There are some exceptions to the rule. I have seen a few really great trainers that do not have any certifications.  They do a lot of reading and research themselves to gain the knowledge to help them perfect their craft. They know their limitations and when they are over their head. These are a rare breed and typically don’t  work in commercial fitness clubs.

Here is a short list of some of the Certifying bodies out there along with a link to their website.


Canadian Society of Exercise Physiology

The Provincial fitness unit of Alberta


 American College of Sports Medicine (ACSM)

International Dance & Exercise Association (IDEA)

International Sports Sciences Association (ISSA)

Certified Professionals Trainers network (CPTN)

American Council of Exercise (ACE)

National Strength and Conditioning Association

Many to the above organizations offer more than one type of certification. They will offer certifications for pre and post natal, older populations, Group Fitness, indoor cycling, post rehab and many other specialty areas.

If you are looking to hire a personal trainer, think about your specific circumstance. Are you looking at losing weight or building muscle? Do you have some past or current injuries you need looked at or taken into consideration when a program is designed for you.

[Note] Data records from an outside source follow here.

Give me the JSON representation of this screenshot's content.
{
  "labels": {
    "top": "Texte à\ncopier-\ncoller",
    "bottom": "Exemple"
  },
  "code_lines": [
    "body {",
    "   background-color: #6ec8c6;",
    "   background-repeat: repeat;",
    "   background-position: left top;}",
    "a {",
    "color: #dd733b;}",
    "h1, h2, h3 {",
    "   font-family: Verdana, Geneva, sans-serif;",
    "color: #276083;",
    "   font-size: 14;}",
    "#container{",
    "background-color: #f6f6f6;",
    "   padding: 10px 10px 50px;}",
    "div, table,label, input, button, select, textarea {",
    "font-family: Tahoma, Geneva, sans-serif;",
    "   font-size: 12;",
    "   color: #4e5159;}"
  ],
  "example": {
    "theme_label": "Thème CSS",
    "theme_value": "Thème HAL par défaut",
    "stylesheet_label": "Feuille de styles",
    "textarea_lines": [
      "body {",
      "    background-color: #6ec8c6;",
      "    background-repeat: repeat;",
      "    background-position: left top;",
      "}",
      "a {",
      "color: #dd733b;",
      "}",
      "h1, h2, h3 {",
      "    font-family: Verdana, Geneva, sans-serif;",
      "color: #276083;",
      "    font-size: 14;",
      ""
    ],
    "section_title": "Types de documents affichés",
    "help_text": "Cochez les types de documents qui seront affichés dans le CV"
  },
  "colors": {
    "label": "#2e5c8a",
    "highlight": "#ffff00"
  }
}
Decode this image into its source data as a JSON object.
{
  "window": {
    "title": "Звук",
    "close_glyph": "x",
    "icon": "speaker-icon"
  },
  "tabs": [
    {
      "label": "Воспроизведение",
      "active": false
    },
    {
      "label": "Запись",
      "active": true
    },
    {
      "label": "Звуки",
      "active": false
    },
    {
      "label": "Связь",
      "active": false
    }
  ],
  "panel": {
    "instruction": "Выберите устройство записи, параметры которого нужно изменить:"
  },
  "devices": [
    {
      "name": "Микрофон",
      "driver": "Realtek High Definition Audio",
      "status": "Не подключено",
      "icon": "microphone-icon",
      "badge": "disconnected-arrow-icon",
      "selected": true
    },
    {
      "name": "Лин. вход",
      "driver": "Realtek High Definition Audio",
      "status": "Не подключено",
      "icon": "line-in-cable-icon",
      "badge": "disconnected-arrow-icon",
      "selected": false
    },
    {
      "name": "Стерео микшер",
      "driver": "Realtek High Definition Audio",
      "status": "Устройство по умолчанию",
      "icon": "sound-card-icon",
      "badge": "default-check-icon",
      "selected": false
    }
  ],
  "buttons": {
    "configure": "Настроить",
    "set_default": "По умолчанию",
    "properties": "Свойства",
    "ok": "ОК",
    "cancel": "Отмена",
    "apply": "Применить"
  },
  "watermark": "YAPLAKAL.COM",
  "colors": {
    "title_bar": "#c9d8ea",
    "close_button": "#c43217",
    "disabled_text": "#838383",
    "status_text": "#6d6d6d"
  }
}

If you are thinking about becoming a personal trainer, I recommend talking to some of the trainers at your local club. Ask what certifications they have and what type of cliental they train. You can look for local certifications courses being run in your area. Often time’s gyms can point you in the right direction for the certification you are looking for, especially if you want to work in their club. Some gyms have standards that their trainers must meet in order to train there.

I have turned down many “trainers” that look the part but don’t have any certifications or courses at all. We have a lot of clients that ask what certifications our trainers have and I am happy to tell them that they are all certified and have a lot of experience in different areas.

The last thing I would want would for someone to get hurt in my gym under the supervision of an uncertified, uninsured trainer.